All of their lives Harriet and Michael have had a special closeness to each other, caused in part by the troubled circumstances of their upbringing: Their equally irresponsible parents were soon divorced and now lead less than model lives, while their grandfather’s diplomatic career meant frequent and disruptive travels for them around the world. The siblings begin drifting apart, though, when Michael’s search for a cause worthy of his idealism leads him to bring the Rawul and his followers home to Proprinquity, their mother’s valuable estate.
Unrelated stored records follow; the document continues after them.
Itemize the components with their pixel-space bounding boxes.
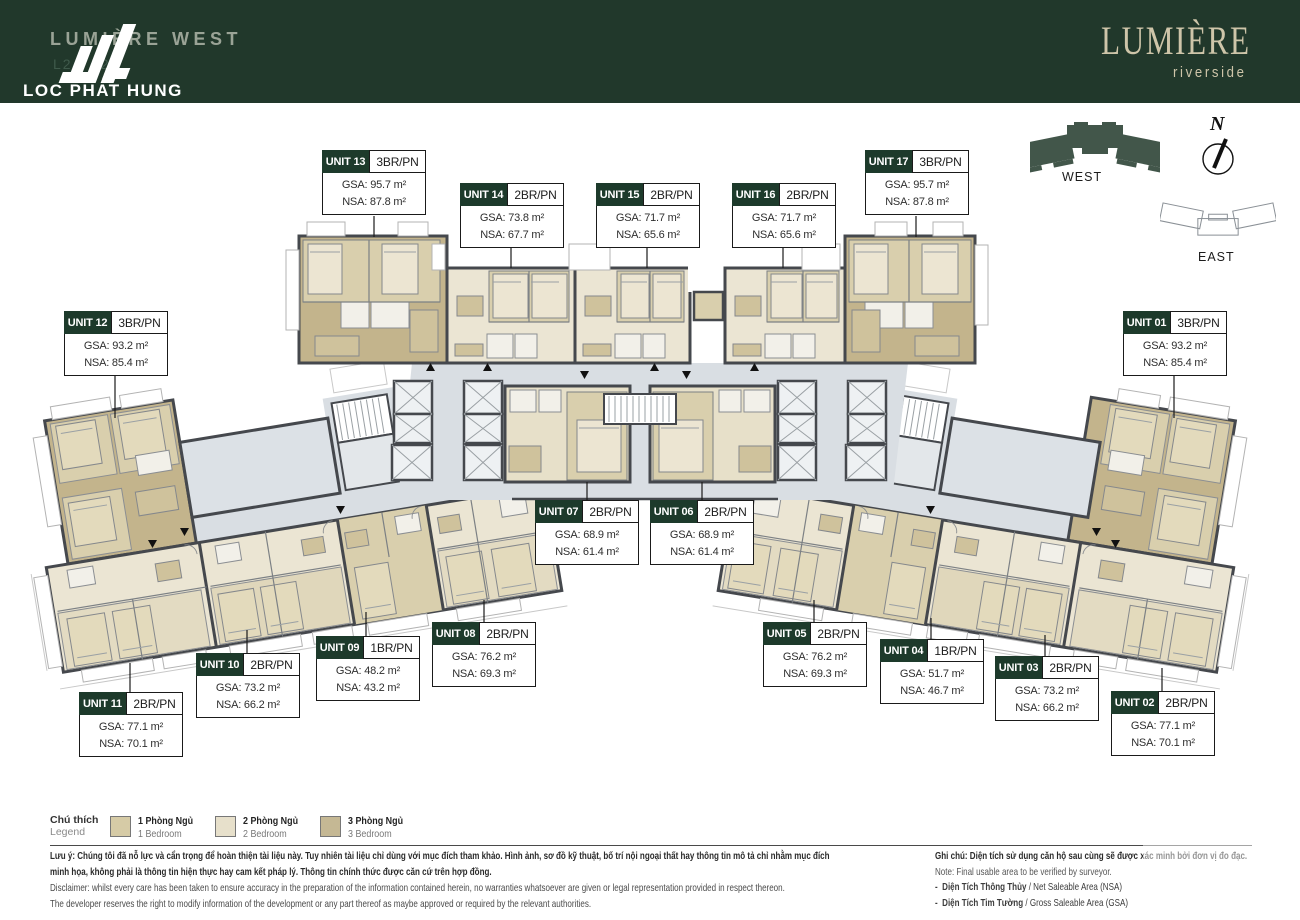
svg-text:N: N	[1209, 113, 1226, 135]
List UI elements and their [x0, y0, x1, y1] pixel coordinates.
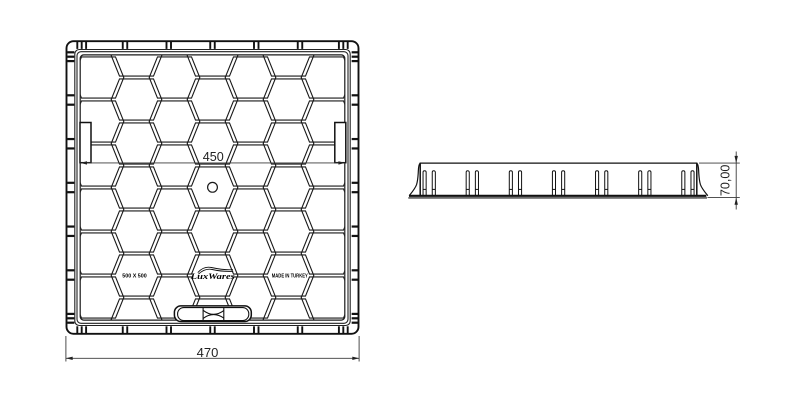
svg-text:450: 450	[203, 150, 224, 164]
svg-text:LuxWares: LuxWares	[189, 272, 234, 281]
svg-text:MADE IN TURKEY: MADE IN TURKEY	[272, 274, 308, 280]
svg-text:500 X 500: 500 X 500	[122, 273, 147, 279]
svg-text:70,00: 70,00	[719, 165, 733, 197]
svg-text:470: 470	[197, 345, 219, 360]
At first unhappy with the movement and its representatives, especially Crishi, Harriet gradually becomes involved as well, so that the growing loss of her relationship with Michael matters less than her increasing physical need for Crishi. The description of this relationship -- seen, as is everything in this novel, through Harriet’s eyes--is painfully discreet, yet its power over her must be accepted by the reader for the novel to seem plausible. Although there is a certain inevitability to the novel’s horrific close, it may perhaps be a mesmerizing longing for a different conclusion that will keep the reader going to the end.
Jhabvala’s style has been praised for its economical elegance, and her theme of the growth and dissolution of family ties certainly has its attractions. There is, however, a creepy coldness to THREE CONTINENTS that will put off many readers who are not already bored by the cast of characters that Jhabvala has assembled. It is hard, finally, to care very much about these willfully self-destructive poor little rich kids, just as it is occasionally hard not to feel that Jhabvala’s unrelentingly low-key narrator is unnecessarily coy, not only in her description of the relation with Crishi but also in her description of the events that she says were “very long ago.” There is, though, a consistency to Jhabvala’s writing, and for those who have enjoyed the Merchant-Ivory films based on her scripts, THREE CONTINENTS may provide the same sort of pleasure.